E agora, aparentemente, as videoconferências renovaram as possibilidades de constrangimentos. “As empresas estão dentro da casa de seus funcionários, que estão em diferentes condições sociais. Se não houver cuidado, podemos levar nossos preconceitos para esse lugar, e, ao invadir a intimidade do outro, podem surgir comentários pejorativos sobre o outro, sobre a casa do outro”, comenta. Caso de uma paciente de Ana Reis que foi cobrada por sua chefe imediata não em razão do trabalho que vinha entregando, mas sim por conta da mesa que usava. “A gerente chamou atenção dela dizendo aquela parecia uma mesa de botequim, ao que ela respondeu que não tinha dinheiro para comprar uma nova e, afinal, aquele era o tamanho ideal do móvel considerando que sua sala não é espaçosa”, lembra.
Produtividade cai
Diante desses quadros, são evidentes as perdas para as empresas. Afinal, para lidar com um ambiente desconfortável, o funcionário precisa desviar esforços, energia e inteligência que poderiam ser usados para gerar resultados. “Por isso, haverá queda de produtividade e maior carga de estresse, roubando capacidade de resposta e de motivação”, aponta Ana Reis. Ela acrescenta que empresas que têm times focados em um propósito crescem mais. Portanto, “as organizações precisam se lembrar de que o propósito não é só um amontoado de palavras que fica bonito na parede.
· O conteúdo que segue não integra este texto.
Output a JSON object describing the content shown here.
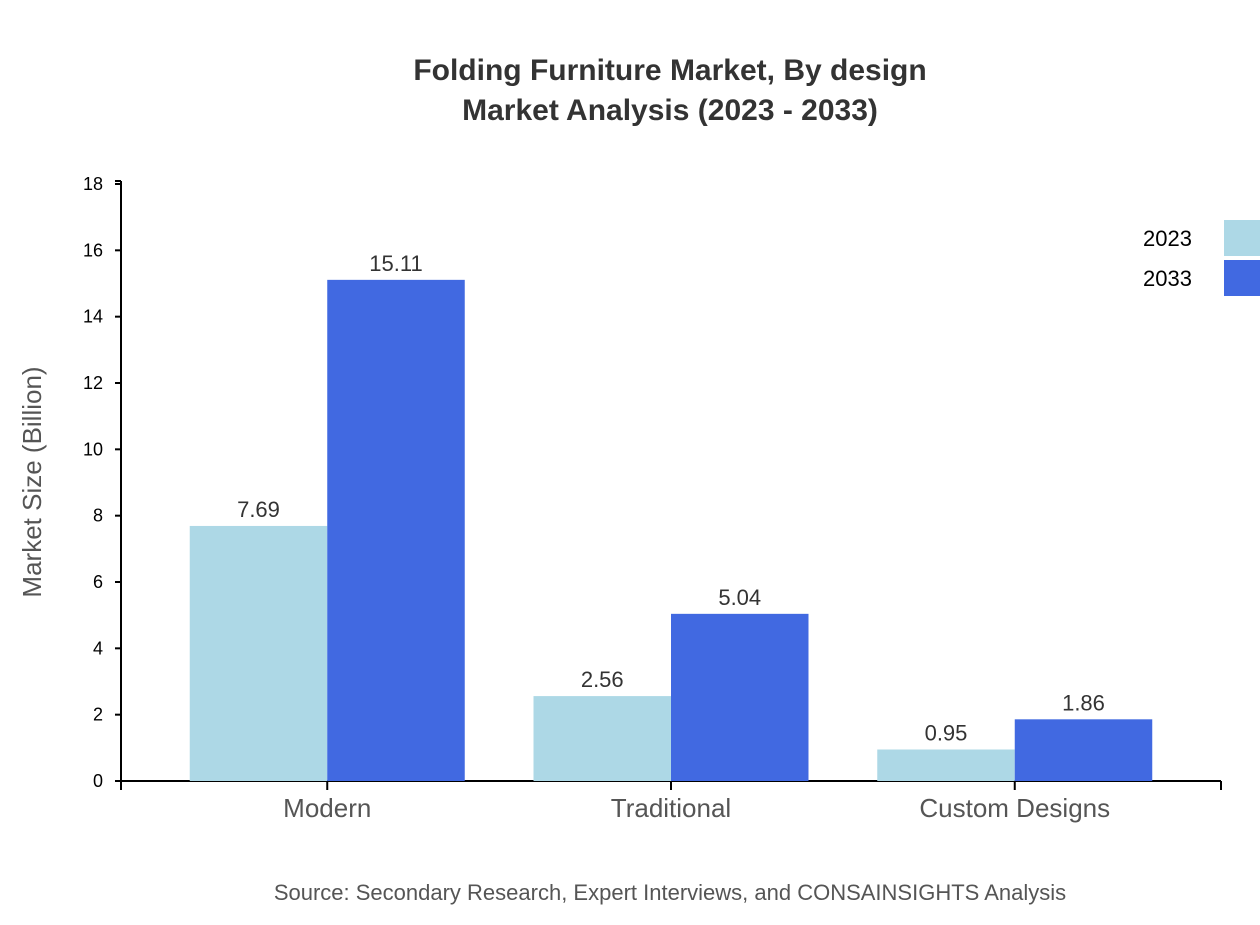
{
  "chart_data": {
    "type": "bar",
    "title": "Folding Furniture Market, By design",
    "subtitle": "Market Analysis (2023 - 2033)",
    "xlabel": "",
    "ylabel": "Market Size (Billion)",
    "ylim": [
      0,
      18
    ],
    "yticks": [
      0,
      2,
      4,
      6,
      8,
      10,
      12,
      14,
      16,
      18
    ],
    "categories": [
      "Modern",
      "Traditional",
      "Custom Designs"
    ],
    "series": [
      {
        "name": "2023",
        "color": "#add8e6",
        "values": [
          7.69,
          2.56,
          0.95
        ]
      },
      {
        "name": "2033",
        "color": "#4169e1",
        "values": [
          15.11,
          5.04,
          1.86
        ]
      }
    ],
    "legend_position": "top-right",
    "grid": false,
    "source": "Source: Secondary Research, Expert Interviews, and CONSAINSIGHTS Analysis"
  }
}
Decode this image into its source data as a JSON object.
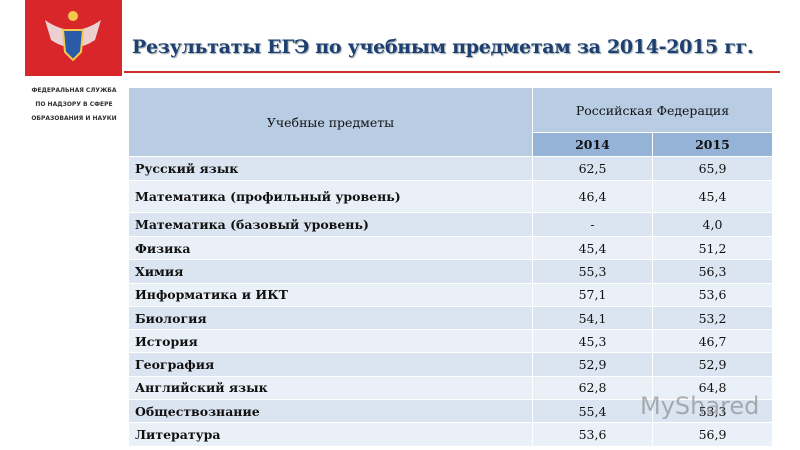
{
  "header": {
    "title": "Результаты ЕГЭ по учебным предметам за 2014-2015 гг.",
    "organization": [
      "ФЕДЕРАЛЬНАЯ СЛУЖБА",
      "ПО НАДЗОРУ В СФЕРЕ",
      "ОБРАЗОВАНИЯ И НАУКИ"
    ]
  },
  "table": {
    "subject_header": "Учебные предметы",
    "group_header": "Российская Федерация",
    "years": [
      "2014",
      "2015"
    ],
    "rows": [
      [
        "Русский язык",
        "62,5",
        "65,9"
      ],
      [
        "Математика (профильный уровень)",
        "46,4",
        "45,4"
      ],
      [
        "Математика (базовый уровень)",
        "-",
        "4,0"
      ],
      [
        "Физика",
        "45,4",
        "51,2"
      ],
      [
        "Химия",
        "55,3",
        "56,3"
      ],
      [
        "Информатика и ИКТ",
        "57,1",
        "53,6"
      ],
      [
        "Биология",
        "54,1",
        "53,2"
      ],
      [
        "История",
        "45,3",
        "46,7"
      ],
      [
        "География",
        "52,9",
        "52,9"
      ],
      [
        "Английский язык",
        "62,8",
        "64,8"
      ],
      [
        "Обществознание",
        "55,4",
        "53,3"
      ],
      [
        "Литература",
        "53,6",
        "56,9"
      ]
    ]
  },
  "watermark": "MyShared"
}
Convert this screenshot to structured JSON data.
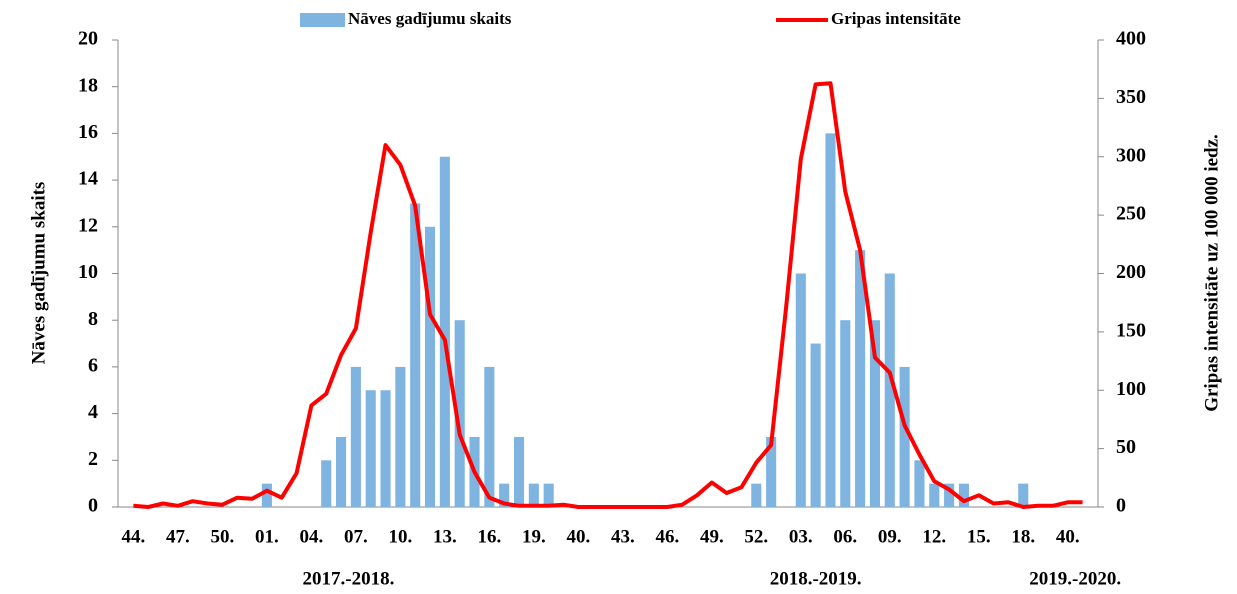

É importante questionar: ‘Aonde queremos chegar? De que maneira vamos chegar a esses resultados?’ Sem dúvida, ao se fazer esse autoexame, vai ficar claro que o bullying é um obstáculo”, diz, sublinhando que a alta administração e as lideranças devem estar sempre atentas a comportamentos danosos. “Não é fácil, mas é possível”, garante.
A consultora critica que áreas de recursos humanos e desenvolvimento – “que deveriam ser especialmente vigilantes” –, por vezes não percebem situações vexaminosas e, outras vezes, até compactuam com elas.
Não é incomum, complementa, que o ato de constranger seja erroneamente compreendido como ferramenta por alguns gestores: “Já vi casos em que o presidente do instituto desqualificava todos os subordinados publicamente e os líderes precisavam gastar horas recuperando a motivação da equipe”.
Respostas da sociedade e individuais são importantes
Algo que vem pressionando pela transformação dos ambientes de trabalho em locais mais saudáveis é a postura mais enfática das pessoas em sociedade em relação, por exemplo, à discriminação por cor ou por orientação sexual, “que são ainda razões de bullying recorrente no espaço profissional”, informa Ana Reis.
A consultora avalia ser importante que exista também uma resposta individual: “A pessoa que está sendo alvo desses ataques precisa calibrar o que aceita ou não, se fortalecer emocionalmente – e, para isso, pode buscar ajuda com profissionais em desenvolvimento humano. Assim, terá condições de dizer que não vai aceitar mais aquela situação e aprender a encontrar saídas – sem replicar o bullying, o que seria uma péssima resposta”.